After all phases return, review outputs for conflicts before applying.

## User Overrides

If the user says any of the following, respect it for the current request:
- **"no routing"** / **"don't delegate"** — handle everything inline on the current model.
- **"use Opus"** / **"use Sonnet"** / **"use Haiku"** — force that tier for all delegations.
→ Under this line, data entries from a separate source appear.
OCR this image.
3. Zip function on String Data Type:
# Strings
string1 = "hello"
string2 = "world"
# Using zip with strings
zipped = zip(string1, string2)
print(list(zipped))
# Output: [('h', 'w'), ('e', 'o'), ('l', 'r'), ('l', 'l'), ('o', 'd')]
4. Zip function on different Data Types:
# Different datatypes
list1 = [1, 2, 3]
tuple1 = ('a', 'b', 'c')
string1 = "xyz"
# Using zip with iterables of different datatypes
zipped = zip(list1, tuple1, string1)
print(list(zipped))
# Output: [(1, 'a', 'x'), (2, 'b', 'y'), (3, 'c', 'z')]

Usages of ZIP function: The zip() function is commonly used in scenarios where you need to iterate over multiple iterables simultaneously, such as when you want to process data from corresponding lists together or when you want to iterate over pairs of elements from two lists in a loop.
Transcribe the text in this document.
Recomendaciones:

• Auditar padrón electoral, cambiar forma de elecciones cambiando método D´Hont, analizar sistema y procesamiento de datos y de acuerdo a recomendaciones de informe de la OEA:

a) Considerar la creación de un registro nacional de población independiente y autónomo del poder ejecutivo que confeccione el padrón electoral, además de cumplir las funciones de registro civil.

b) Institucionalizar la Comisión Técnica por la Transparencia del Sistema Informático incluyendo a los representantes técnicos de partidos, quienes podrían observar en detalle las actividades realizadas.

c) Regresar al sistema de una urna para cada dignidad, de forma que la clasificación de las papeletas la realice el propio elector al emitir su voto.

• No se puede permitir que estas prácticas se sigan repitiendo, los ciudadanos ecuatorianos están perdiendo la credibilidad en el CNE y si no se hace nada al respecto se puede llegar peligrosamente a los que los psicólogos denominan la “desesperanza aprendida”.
Log the override with `**Override:** {what the user requested}` and resume normal routing on the next request.

## Routing Log

After each routing decision, append a line to `routing.log` in the project root using the Bash tool:

```
echo "{model} | {agent_type or inline} | {estimated savings vs Opus, e.g. ~93%} | {brief task description}" >> routing.log
```

Log every `**Routing to**` and `**Staying on**` decision.

## Guardrails

- Max 2 retries per subagent, then escalate or ask the user.
- Max 5 sequential delegations per user request. No limit on parallel.
- Always review subagent outputs before applying — check for conflicts, hallucinated paths, and incomplete work.
- **Do NOT modify project files:** Never write routing rules to CLAUDE.md. Never add hooks to settings.json. This skill is loaded automatically by the plugin.